The Daily Telegraph led with a startling eight-column headline "Milosevic must go, says Blair." The removal of Milosevic has not so far been an official NATO war aim, but the paper claimed that the British prime minister and Clinton have "changed tack." The basis for this assertion appeared a little weak. It was that Blair, speaking Sunday on American TV, said Milosevic was "a significant problem" and that it is "extremely difficult to contemplate" Kosovar Albanians living in future under his rule. The Times of London led, rather surprisingly, with the ecological fallout from NATO's bombing of a Serbian oil refinery. "Poison cloud engulfs Belgrade," said the paper's main front-page headline over a warning of "an ecological disaster." The Daily Telegraph ran the same story on an inside page, saying that Strauss' "Beautiful Blue Danube" has gone black.
Germany's Die Welt led Monday with a prediction of a new wave of Serb brutality against Albanian Kosovars. Under this was a photograph of Berlin's historic parliament building, the Reichstag, which reopened Monday 66 years after the notorious fire that tightened Hitler's grip on power. But the joyous reopening was marred by an acrimonious row over its redesign by the British architect Norman Foster. Stern magazine complained that "Foster's airport aesthetic with neon lights and metallic gray" dominates the building's new interior, while Die Welt Sunday attacked its "banality" and its "chilly, almost antiseptic" atmosphere.
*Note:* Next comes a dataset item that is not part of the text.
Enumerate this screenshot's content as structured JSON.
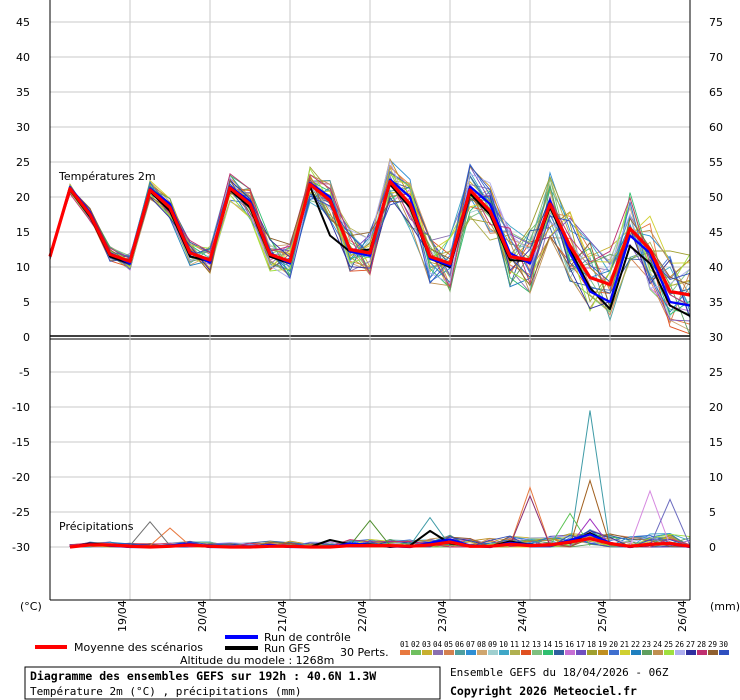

The Financial Times of London said Monday that Albania was trying to get diplomatic advantage from its acceptance of more than 320,000 Kosovar refugees by demanding quick entry into the European Union, overriding the usual criteria for membership. The Daily Telegraph dwelt on the Pentagon's anger with NATO headquarters in Brussels for providing false evidence to the world's media on the bombing of the refugee convoy in Kosovo. In Monday's National Post of Canada, historian Michael Bliss of the University of Toronto wrote a searing condemnation of the Kosovo war, predicting among other things that the Americans would never again agree to lead future wars by committee. "The country that does most of the fighting and pays most of the bills will from now on call the tune, looking to its own interests," he said. "Whether the United States will have a taste for the long haul in the Balkans, or will withdraw from Europe to protect its clearer national interests, hangs in the balance."
A Londoner named Slobodan Milosevic has protested to the British Press Complaints Commission about media persecution, according to the Daily Telegraph Saturday. In a formal complaint to the newspaper industry's self-regulatory body, Milosevic (who has lived in Britain for 19 years and calls himself Dan) listed at least a dozen news organizations that have been camping on his doorstep or otherwise pestering him, his family, and his east London neighbors since the NATO bombing of Yugoslavia began. He told the PCC that he wishes to "state categorically" that he is not related to the president of Yugoslavia, has no links with any of the former Yugoslav republics, and does not want to discuss his views on the Balkans with anyone. The PCC said it would investigate.
The Times of London announced on its front page Saturday that Monica Lewinsky is planning to move to Britain. Quoting "her friend and confidant" Sir Ian McKellen, the Oscar-nominated actor, the paper said she was going to live there because the press and public are more sympathetic toward her in Britain. "She has complained about constant harassment from the American press which characterises her as an overweight sex-crazed seductress," the Times explained.